I have heard of some folks getting away with the JB weld, you could try it
and see....dont cost much right?
next best is a junkyard for a used one...then after that, if you gotta buy a new one, thats almost 1/2 cost of a fuel system, I know if mine went, I would be looking at a fuel system instead, and get rid of the fuel pump and
and canister at once....not what you wanted to hear after doing a new fuel pump though right?...there may be other options I dont know about though...
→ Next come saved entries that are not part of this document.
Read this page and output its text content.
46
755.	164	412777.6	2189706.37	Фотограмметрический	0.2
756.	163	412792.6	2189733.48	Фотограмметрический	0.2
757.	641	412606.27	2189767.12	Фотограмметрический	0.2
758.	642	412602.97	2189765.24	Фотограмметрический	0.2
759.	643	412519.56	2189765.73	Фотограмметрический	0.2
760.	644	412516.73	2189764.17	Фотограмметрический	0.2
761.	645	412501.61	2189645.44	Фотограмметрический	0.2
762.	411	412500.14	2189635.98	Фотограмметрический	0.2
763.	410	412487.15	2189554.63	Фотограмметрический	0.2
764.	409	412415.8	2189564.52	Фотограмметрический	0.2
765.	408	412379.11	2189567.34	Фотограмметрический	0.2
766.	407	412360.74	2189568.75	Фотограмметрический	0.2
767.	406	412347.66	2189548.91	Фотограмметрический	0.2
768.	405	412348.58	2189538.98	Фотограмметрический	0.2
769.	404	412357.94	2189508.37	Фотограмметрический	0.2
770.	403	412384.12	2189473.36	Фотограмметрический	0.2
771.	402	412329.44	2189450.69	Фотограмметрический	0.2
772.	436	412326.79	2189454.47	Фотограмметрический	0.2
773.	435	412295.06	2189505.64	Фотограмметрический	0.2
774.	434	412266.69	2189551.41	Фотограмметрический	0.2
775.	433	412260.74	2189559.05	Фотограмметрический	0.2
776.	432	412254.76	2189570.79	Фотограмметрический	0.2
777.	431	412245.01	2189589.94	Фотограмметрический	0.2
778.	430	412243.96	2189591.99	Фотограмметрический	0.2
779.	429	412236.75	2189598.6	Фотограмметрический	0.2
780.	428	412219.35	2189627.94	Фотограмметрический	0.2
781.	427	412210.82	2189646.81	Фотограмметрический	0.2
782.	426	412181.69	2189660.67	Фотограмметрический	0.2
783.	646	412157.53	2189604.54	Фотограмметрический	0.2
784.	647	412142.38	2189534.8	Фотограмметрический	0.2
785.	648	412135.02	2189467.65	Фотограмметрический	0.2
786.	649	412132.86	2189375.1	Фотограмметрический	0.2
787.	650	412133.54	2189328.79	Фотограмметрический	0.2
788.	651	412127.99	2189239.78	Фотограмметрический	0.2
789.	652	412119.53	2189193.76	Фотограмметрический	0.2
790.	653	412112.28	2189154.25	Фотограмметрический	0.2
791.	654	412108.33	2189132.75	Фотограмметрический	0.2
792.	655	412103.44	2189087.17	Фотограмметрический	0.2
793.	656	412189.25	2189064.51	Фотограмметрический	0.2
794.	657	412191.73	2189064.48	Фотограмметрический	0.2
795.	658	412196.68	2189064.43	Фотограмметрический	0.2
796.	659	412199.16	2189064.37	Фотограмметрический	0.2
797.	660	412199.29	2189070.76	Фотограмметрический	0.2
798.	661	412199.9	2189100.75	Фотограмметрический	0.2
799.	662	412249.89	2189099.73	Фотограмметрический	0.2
I have heard of some folks getting away with the JB weld, you could try it
and see....dont cost much right?
next best is a junkyard for a used one...then after that, if you gotta buy a new one, thats almost 1/2 cost of a fuel system, I know if mine went, I would be looking at a fuel system instead, and get rid of the fuel pump and
and canister at once....not what you wanted to hear after doing a new fuel pump though right?...there may be other options I dont know about though...
X 2
J B will work fine , if you're still uncomfortable with it , you'll have time to look for a new one.....
I have seen a few other fuel bowls sell, most bring pretty good. I have been thinking about Beans fuel system, selling the old bowl would off set this cost. HHHMMMM
Yes, welding is an option. I had a 4 wheeler crank case welded up. New cost was over 500, weld cost was 15. I went with the wed option. I had about 10 minutes machine work to clean up the weld but was like new.